Stumped? Thankfully, Irsay was there to help. I’m guessing the answers didn’t come pouring in, so he provided this nudge:

@JimIrsay: For instance,"U will B asked" a riddle,was the riddle..get the number right in the four word answer N your almost there/RiddlesIgnoreObvious

 The answer was one hundred forty characters. But of course. Someone, somehow, got it. 

The Colts owner topped even himself by doing what seems to be a first in Twitter history, at least for an NFL team. A giveaway of a Toyota Prius stuffed with $4,000. All you had to do was tweet Irsay with the number of balls stuffed in the car (the total was 701).


Photo

At the beginning of the New Year the Colts have now their last 4 games, finished the regular season with a record of 10-6 and, despite having to battle each and every game, are in the playoffs as AFC Division champions. These facts didn’t seem even remotely possible a month ago. Can this end of season success be attributed to Irsay’s joining of a popular social medium? Absolutely not. But the excitement his presence on Twitter helped created within the Colts fanbase, during the week, on game days and within Lucas Oil Stadium, certainly didn’t hurt.

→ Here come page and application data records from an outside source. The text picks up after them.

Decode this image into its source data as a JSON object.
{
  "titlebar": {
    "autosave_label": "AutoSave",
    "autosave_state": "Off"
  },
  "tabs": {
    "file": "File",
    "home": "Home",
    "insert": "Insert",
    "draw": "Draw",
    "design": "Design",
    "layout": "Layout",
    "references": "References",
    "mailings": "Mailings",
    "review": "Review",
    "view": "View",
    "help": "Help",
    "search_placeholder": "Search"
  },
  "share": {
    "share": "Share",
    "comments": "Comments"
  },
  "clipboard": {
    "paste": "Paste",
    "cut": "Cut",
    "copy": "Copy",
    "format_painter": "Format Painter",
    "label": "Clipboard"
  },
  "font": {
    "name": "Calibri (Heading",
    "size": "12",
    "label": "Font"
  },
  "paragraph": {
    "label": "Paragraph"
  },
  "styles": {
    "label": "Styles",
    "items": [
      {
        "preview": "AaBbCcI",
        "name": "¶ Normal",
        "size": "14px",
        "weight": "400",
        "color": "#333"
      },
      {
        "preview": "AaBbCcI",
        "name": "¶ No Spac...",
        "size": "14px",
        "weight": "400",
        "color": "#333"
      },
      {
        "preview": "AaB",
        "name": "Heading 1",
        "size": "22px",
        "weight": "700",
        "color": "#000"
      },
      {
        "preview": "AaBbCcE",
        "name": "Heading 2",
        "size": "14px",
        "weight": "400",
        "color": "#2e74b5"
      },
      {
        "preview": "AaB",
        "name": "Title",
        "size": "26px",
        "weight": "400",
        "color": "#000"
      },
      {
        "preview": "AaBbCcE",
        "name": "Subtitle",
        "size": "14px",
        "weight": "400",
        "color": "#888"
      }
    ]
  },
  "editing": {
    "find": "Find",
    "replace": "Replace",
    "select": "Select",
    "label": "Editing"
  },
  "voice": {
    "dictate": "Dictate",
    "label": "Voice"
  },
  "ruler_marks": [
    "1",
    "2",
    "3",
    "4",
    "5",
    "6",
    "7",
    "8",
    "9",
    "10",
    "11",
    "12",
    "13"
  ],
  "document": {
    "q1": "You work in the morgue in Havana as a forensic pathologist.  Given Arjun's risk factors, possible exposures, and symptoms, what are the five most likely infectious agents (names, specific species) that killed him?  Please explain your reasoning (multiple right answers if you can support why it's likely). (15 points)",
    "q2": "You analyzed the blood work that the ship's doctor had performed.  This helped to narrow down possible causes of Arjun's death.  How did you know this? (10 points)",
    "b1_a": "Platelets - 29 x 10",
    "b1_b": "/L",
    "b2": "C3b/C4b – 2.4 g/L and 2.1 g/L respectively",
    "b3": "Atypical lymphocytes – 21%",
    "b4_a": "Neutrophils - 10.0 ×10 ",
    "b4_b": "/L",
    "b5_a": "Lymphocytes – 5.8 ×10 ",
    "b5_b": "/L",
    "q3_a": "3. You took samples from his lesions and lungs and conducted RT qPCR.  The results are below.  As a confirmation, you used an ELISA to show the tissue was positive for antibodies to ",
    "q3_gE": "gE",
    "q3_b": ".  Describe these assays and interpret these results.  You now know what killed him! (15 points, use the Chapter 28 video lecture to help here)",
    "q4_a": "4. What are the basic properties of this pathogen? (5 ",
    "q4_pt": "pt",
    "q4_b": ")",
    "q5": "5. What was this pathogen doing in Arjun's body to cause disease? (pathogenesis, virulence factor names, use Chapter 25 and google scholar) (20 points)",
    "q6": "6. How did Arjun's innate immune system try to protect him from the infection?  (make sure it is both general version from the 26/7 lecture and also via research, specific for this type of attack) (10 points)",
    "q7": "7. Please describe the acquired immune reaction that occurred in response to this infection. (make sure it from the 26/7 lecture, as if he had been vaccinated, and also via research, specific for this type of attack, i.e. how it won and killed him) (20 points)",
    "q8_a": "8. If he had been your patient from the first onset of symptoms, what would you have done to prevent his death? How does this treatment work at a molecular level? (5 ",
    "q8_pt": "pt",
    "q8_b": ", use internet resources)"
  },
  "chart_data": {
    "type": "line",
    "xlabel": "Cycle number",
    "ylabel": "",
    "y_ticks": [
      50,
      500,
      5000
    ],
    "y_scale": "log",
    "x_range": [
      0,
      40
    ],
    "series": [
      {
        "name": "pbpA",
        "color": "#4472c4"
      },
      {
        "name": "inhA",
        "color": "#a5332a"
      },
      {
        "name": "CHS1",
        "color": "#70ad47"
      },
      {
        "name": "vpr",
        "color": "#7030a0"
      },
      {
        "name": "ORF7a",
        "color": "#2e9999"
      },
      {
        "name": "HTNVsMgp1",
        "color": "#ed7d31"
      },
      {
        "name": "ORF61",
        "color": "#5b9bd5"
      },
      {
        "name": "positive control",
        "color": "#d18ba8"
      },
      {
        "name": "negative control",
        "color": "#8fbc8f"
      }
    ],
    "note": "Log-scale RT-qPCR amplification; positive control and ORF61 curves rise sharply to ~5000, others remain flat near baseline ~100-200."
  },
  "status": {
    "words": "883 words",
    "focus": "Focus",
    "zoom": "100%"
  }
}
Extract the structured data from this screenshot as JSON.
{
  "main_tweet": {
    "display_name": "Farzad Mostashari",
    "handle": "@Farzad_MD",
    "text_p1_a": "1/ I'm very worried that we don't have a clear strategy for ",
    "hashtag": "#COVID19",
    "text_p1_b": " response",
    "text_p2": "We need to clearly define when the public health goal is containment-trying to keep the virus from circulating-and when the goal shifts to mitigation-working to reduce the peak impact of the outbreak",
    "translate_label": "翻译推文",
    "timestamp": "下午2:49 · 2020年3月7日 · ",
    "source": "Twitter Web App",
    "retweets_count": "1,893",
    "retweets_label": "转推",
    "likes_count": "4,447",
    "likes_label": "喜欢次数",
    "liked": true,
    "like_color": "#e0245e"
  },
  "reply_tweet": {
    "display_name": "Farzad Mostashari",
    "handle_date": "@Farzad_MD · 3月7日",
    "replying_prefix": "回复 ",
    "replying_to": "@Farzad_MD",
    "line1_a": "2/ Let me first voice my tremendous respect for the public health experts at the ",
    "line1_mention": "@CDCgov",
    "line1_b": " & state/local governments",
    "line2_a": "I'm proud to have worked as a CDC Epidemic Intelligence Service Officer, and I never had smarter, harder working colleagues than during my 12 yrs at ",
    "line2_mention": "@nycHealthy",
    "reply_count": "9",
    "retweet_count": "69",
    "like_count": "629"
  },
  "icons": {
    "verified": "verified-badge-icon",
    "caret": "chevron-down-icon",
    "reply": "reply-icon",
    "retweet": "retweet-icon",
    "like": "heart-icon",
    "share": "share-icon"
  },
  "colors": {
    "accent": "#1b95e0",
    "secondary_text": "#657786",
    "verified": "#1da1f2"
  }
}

Jim Irsay’s presence on Twitter has created a fascinating option  for successful uses of social media by sports organizatio. While Irsay doesn’t respond directly with the over 19,000 followers he has gained in a month (using the usual @ reply system, though he does acknowledge some winners via Tweets in his timeline), he is engaging with his followers by requesting that they reply to him, stay tuned for continual contests, or participate in activies around Indianapolis to display their loyalty to the Colts. This active participation has intensified the loyalty and enthusiasm of the fans participating in Irsay’s contests. 

Though Twitter typically only provides users with 140 characters to make their case, sports organizations and personalities are proving that this limit by no means restricts marketing aims and goals. One hundred forty characters indeed, Mr. Irsay.